There are several environmental or waste management corporations that transport ultimately to an incinerator or cement kiln treatment center. Currently (2009), there are three main businesses that incinerate waste: Clean Harbours, WTI-Heritage, and Ross Incineration Services. Clean Harbours has acquired many of the smaller, independently run facilities, accumulating 5–7 incinerators in the process across the U.S. WTI-Heritage has one incinerator, located in the southeastern corner of Ohio across the Ohio River from West Virginia.
Several old generation incinerators have been closed; of the 186 MSW incinerators in 1990, only 89 remained by 2007, and of the 6200 medical waste incinerators in 1988, only 115 remained in 2003. No new incinerators were built between 1996 and 2007. The main reasons for lack of activity have been:
There has been renewed interest in incineration and other waste-to-energy technologies in the U.S. and Canada. In the U.S., incineration was granted qualification for renewable energy production tax credits in 2004. Projects to add capacity to existing plants are underway, and municipalities are once again evaluating the option of building incineration plants rather than continue landfilling municipal wastes. However, many of these projects have faced continued political opposition in spite of renewed arguments for the greenhouse gas benefits of incineration and improved air pollution control and ash recycling.
In Sweden, about 50% of the generated waste is burned in waste-to-energy facilities, producing electricity and supplying local cities' district heating systems. The importance of waste in Sweden's electricity generation scheme is reflected on their 2,700,000 tons of waste imported per year (in 2014) to supply waste-to-energy facilities.
Under a new plan in June 2012, a DEFRA-backed grant scheme (The Farming and Forestry Improvement Scheme) was set up to encourage the use of low-capacity incinerators on agricultural sites to improve their bio security.

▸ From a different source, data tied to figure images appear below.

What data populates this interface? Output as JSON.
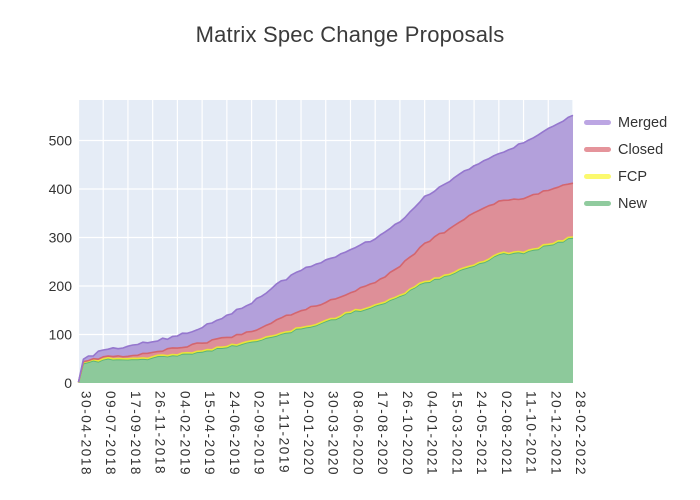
{
  "figure": {
    "title": "Matrix Spec Change Proposals"
  },
  "chart_data": {
    "type": "area",
    "stacked": true,
    "title": "Matrix Spec Change Proposals",
    "xlabel": "",
    "ylabel": "",
    "grid": true,
    "legend_position": "right",
    "plot_bg": "#e5ecf6",
    "grid_color": "#ffffff",
    "ylim": [
      0,
      583
    ],
    "y_ticks": [
      0,
      100,
      200,
      300,
      400,
      500
    ],
    "x": [
      "30-04-2018",
      "14-05-2018",
      "09-07-2018",
      "17-09-2018",
      "26-11-2018",
      "04-02-2019",
      "15-04-2019",
      "24-06-2019",
      "02-09-2019",
      "11-11-2019",
      "20-01-2020",
      "30-03-2020",
      "08-06-2020",
      "17-08-2020",
      "26-10-2020",
      "04-01-2021",
      "15-03-2021",
      "24-05-2021",
      "02-08-2021",
      "11-10-2021",
      "20-12-2021",
      "28-02-2022"
    ],
    "x_ticklabels": [
      "30-04-2018",
      "09-07-2018",
      "17-09-2018",
      "26-11-2018",
      "04-02-2019",
      "15-04-2019",
      "24-06-2019",
      "02-09-2019",
      "11-11-2019",
      "20-01-2020",
      "30-03-2020",
      "08-06-2020",
      "17-08-2020",
      "26-10-2020",
      "04-01-2021",
      "15-03-2021",
      "24-05-2021",
      "02-08-2021",
      "11-10-2021",
      "20-12-2021",
      "28-02-2022"
    ],
    "series": [
      {
        "name": "New",
        "fill": "#8dc99b",
        "line": "#5ab478",
        "swatch": "#90cb9e",
        "values": [
          1,
          40,
          48,
          48,
          52,
          56,
          64,
          73,
          85,
          97,
          112,
          127,
          144,
          159,
          179,
          207,
          222,
          241,
          265,
          267,
          284,
          299
        ]
      },
      {
        "name": "FCP",
        "fill": "#f5f263",
        "line": "#e9e438",
        "swatch": "#fbf96e",
        "values": [
          0,
          2,
          2,
          2,
          2,
          2,
          2,
          2,
          2,
          2,
          2,
          2,
          2,
          2,
          2,
          2,
          2,
          2,
          2,
          2,
          2,
          2
        ]
      },
      {
        "name": "Closed",
        "fill": "#de8f98",
        "line": "#d3666f",
        "swatch": "#e5949b",
        "values": [
          0,
          2,
          4,
          5,
          9,
          14,
          16,
          19,
          19,
          31,
          35,
          37,
          40,
          46,
          59,
          79,
          94,
          108,
          108,
          111,
          111,
          111
        ]
      },
      {
        "name": "Merged",
        "fill": "#b3a0db",
        "line": "#9577ce",
        "swatch": "#bca6e3",
        "values": [
          1,
          5,
          14,
          21,
          22,
          25,
          32,
          46,
          58,
          74,
          83,
          88,
          89,
          90,
          92,
          97,
          97,
          97,
          98,
          115,
          128,
          140
        ]
      }
    ]
  }
}
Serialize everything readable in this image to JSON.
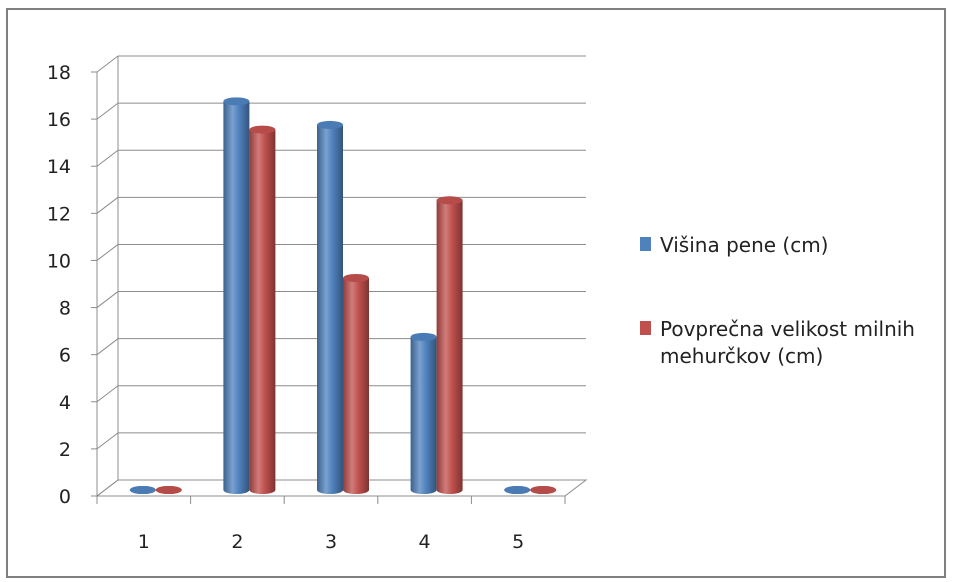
{
  "chart_data": {
    "type": "bar",
    "style": "3d-cylinder",
    "categories": [
      "1",
      "2",
      "3",
      "4",
      "5"
    ],
    "series": [
      {
        "name": "Višina pene (cm)",
        "color": "#4f81bd",
        "values": [
          0,
          16.5,
          15.5,
          6.5,
          0
        ]
      },
      {
        "name": "Povprečna velikost milnih mehurčkov (cm)",
        "color": "#c0504d",
        "values": [
          0,
          15.3,
          9,
          12.3,
          0
        ]
      }
    ],
    "title": "",
    "xlabel": "",
    "ylabel": "",
    "ylim": [
      0,
      18
    ],
    "yticks": [
      0,
      2,
      4,
      6,
      8,
      10,
      12,
      14,
      16,
      18
    ],
    "grid": true,
    "legend_position": "right"
  }
}
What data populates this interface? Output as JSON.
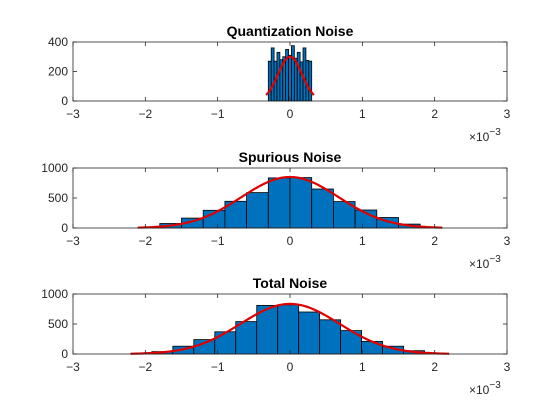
{
  "figure": {
    "background": "#ffffff",
    "bar_color": "#0072bd",
    "bar_edge_color": "#000000",
    "fit_color": "#e00000",
    "axis_color": "#262626"
  },
  "chart_data": [
    {
      "type": "bar",
      "title": "Quantization Noise",
      "xlim": [
        -0.003,
        0.003
      ],
      "ylim": [
        0,
        400
      ],
      "xticks": [
        -3,
        -2,
        -1,
        0,
        1,
        2,
        3
      ],
      "yticks": [
        0,
        200,
        400
      ],
      "x_multiplier": "10",
      "x_multiplier_exponent": "-3",
      "bins": {
        "edges": [
          -0.0003,
          -0.00026,
          -0.00022,
          -0.00018,
          -0.00014,
          -0.0001,
          -6e-05,
          -2e-05,
          2e-05,
          6e-05,
          0.0001,
          0.00014,
          0.00018,
          0.00022,
          0.00026,
          0.0003
        ],
        "counts": [
          270,
          360,
          270,
          330,
          280,
          300,
          350,
          310,
          375,
          290,
          330,
          265,
          360,
          275,
          270
        ]
      },
      "fit": {
        "type": "normal",
        "mu": 0.0,
        "sigma": 0.000165,
        "peak": 300,
        "x_range": [
          -0.00033,
          0.00033
        ]
      }
    },
    {
      "type": "bar",
      "title": "Spurious Noise",
      "xlim": [
        -0.003,
        0.003
      ],
      "ylim": [
        0,
        1000
      ],
      "xticks": [
        -3,
        -2,
        -1,
        0,
        1,
        2,
        3
      ],
      "yticks": [
        0,
        500,
        1000
      ],
      "x_multiplier": "10",
      "x_multiplier_exponent": "-3",
      "bins": {
        "edges": [
          -0.0021,
          -0.0018,
          -0.0015,
          -0.0012,
          -0.0009,
          -0.0006,
          -0.0003,
          0.0,
          0.0003,
          0.0006,
          0.0009,
          0.0012,
          0.0015,
          0.0018,
          0.0021
        ],
        "counts": [
          15,
          75,
          165,
          295,
          445,
          590,
          835,
          840,
          650,
          440,
          300,
          175,
          65,
          12
        ]
      },
      "fit": {
        "type": "normal",
        "mu": 0.0,
        "sigma": 0.00067,
        "peak": 850,
        "x_range": [
          -0.0021,
          0.0021
        ]
      }
    },
    {
      "type": "bar",
      "title": "Total Noise",
      "xlim": [
        -0.003,
        0.003
      ],
      "ylim": [
        0,
        1000
      ],
      "xticks": [
        -3,
        -2,
        -1,
        0,
        1,
        2,
        3
      ],
      "yticks": [
        0,
        500,
        1000
      ],
      "x_multiplier": "10",
      "x_multiplier_exponent": "-3",
      "bins": {
        "edges": [
          -0.0022,
          -0.00191,
          -0.00162,
          -0.00133,
          -0.00104,
          -0.00075,
          -0.00046,
          -0.00017,
          0.00012,
          0.00041,
          0.0007,
          0.00099,
          0.00128,
          0.00157,
          0.00186,
          0.00215
        ],
        "counts": [
          10,
          40,
          130,
          240,
          370,
          540,
          810,
          820,
          700,
          570,
          390,
          210,
          130,
          55,
          10
        ]
      },
      "fit": {
        "type": "normal",
        "mu": 0.0,
        "sigma": 0.00068,
        "peak": 835,
        "x_range": [
          -0.0022,
          0.0022
        ]
      }
    }
  ]
}
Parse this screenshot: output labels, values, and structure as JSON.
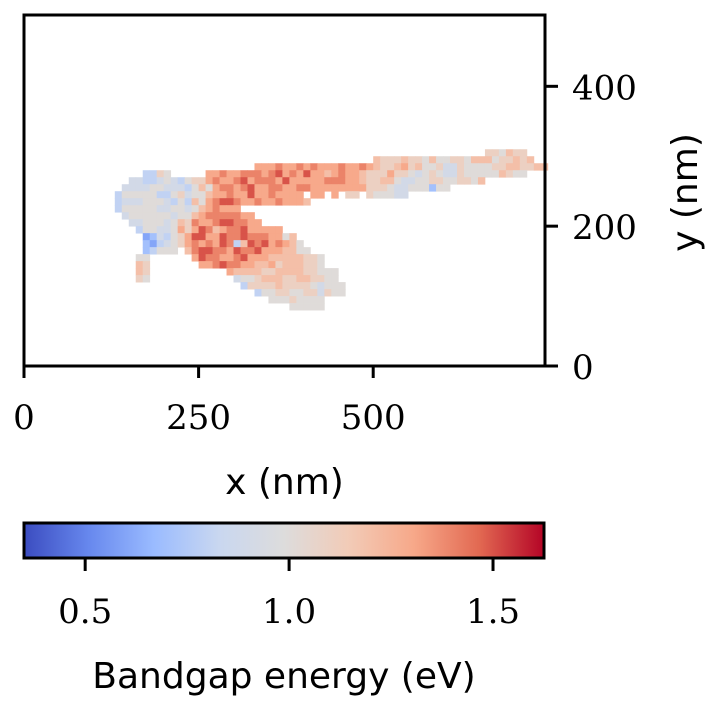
{
  "chart_data": {
    "type": "heatmap",
    "title": "",
    "xlabel": "x (nm)",
    "ylabel": "y (nm)",
    "xlim": [
      0,
      746
    ],
    "ylim": [
      0,
      502
    ],
    "x_ticks": [
      0,
      250,
      500
    ],
    "x_tick_labels": [
      "0",
      "250",
      "500"
    ],
    "y_ticks": [
      0,
      200,
      400
    ],
    "y_tick_labels": [
      "0",
      "200",
      "400"
    ],
    "y_axis_side": "right",
    "grid": false,
    "cell_size_nm": 10,
    "grid_origin_nm": {
      "x": 70,
      "y": 310
    },
    "value_key": {
      "a": 0.4,
      "b": 0.5,
      "c": 0.6,
      "d": 0.7,
      "e": 0.8,
      "f": 0.9,
      "g": 1.0,
      "h": 1.1,
      "i": 1.2,
      "j": 1.3,
      "k": 1.4,
      "l": 1.5,
      "m": 1.6
    },
    "rows_top_to_bottom": [
      "...........................................................hhgihh..",
      "...........................................ihhhihhgigghhgiiighhihi..",
      "..........................jjjkjjkjkjjjkjjkjihhijhigghffhgggghhiihhii",
      "..........eehg.....jjkjjkkkjkljkjljjijkjjihhhjhhgfghgffhgggggihgg..",
      "........ffeefgfeghhjkjjkljkkkjljjjjjkkkjjihhiigffgghhgghhgi........",
      ".......ffffggfffegigjkkjkljjkkjjkkjjjjjjjjhhhgffgggdgg.............",
      "......egggggeeghfggijjkjjljjkjjjj.jj.j.hh.hgggff...................",
      "......efffgggfegeigjkllkjjkjjkjjji.................................",
      "......egggggffggfgijkjjj...........................................",
      ".......fggggggfggijkkkkkjj.........................................",
      "........ffgggfgihkjjkllkkjj........................................",
      ".........eggffgjhjlkijkkljjjjj.....................................",
      "..........cdfeghjlljjlkklkkkjjgi..................................",
      "..........dcefghjkjkjlkeilkljkjig..................................",
      "..........deggg.ikllkkjlkkljjjiigg.................................",
      ".........gg......jlkkjjkljjjiiiiihhg...............................",
      ".........ih.......jjklkkjjiijhiiihhg...............................",
      ".........ih...........jiiiihhiiiihhggg.............................",
      ".........hg............fgghiiihhiihhgg.............................",
      "........................ehhhhihhhhgfggg............................",
      "..........................egghhgghhfhgg............................",
      "............................ggghgggg...............................",
      "...............................ggggg..............................."
    ],
    "colorbar": {
      "label": "Bandgap energy (eV)",
      "colormap": "coolwarm",
      "range": [
        0.35,
        1.625
      ],
      "ticks": [
        0.5,
        1.0,
        1.5
      ],
      "tick_labels": [
        "0.5",
        "1.0",
        "1.5"
      ],
      "placement": "bottom"
    }
  },
  "colors": {
    "axis": "#000000",
    "cmap_stops": [
      "#3b4cc0",
      "#6788ee",
      "#9abbff",
      "#c9d7f0",
      "#dddcdc",
      "#f2cbb7",
      "#f7a889",
      "#e26952",
      "#b40426"
    ]
  }
}
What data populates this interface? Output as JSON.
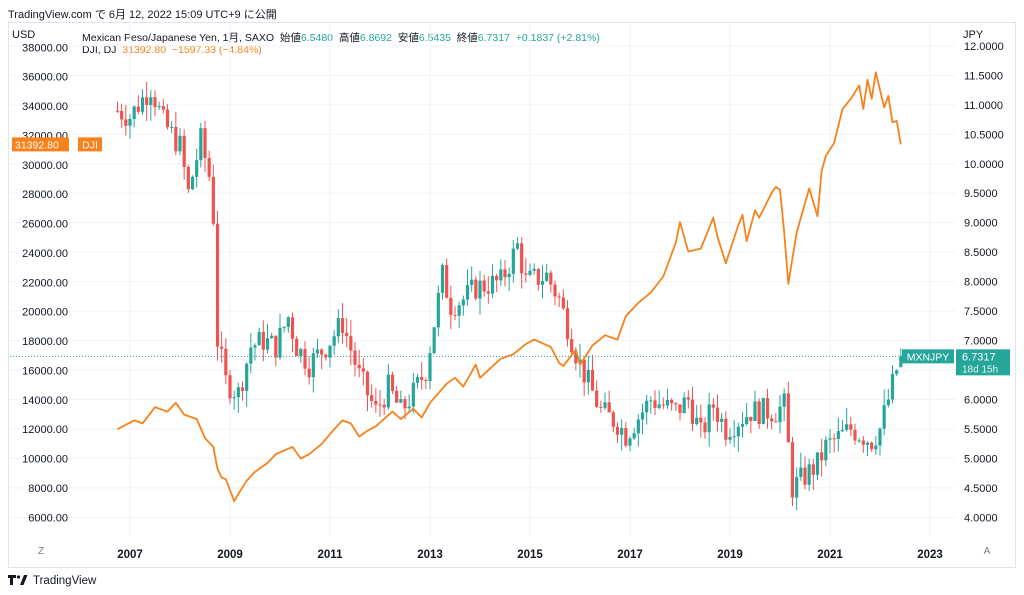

A permit has recently been granted for what would be the UK's largest waste incinerator in the centre of the Cambridge – Milton Keynes – Oxford corridor, in Bedfordshire. Following the construction of a large incinerator at Greatmoor in Buckinghamshire, and plans to construct a further one near Bedford, the Cambridge – Milton Keynes – Oxford corridor will become a major incineration hub in the UK.
Contagious animal disease has cost governments and industry $200 billion over 20 years to 2012 and is responsible for over 65% of infectious disease outbreaks worldwide in the past sixty years. One-third of global meat exports (approx 6 million tonnes) is affected by trade restrictions at any time and as such the focus of Governments, public bodies and commercial operators is on cleaner, safer and more robust methods of animal carcass disposal to contain and control disease.
Large-scale incineration systems are available from niche suppliers and are often bought by governments as a safety net in case of contagious outbreak. Many are mobile and can be quickly deployed to locations requiring biosecure disposal.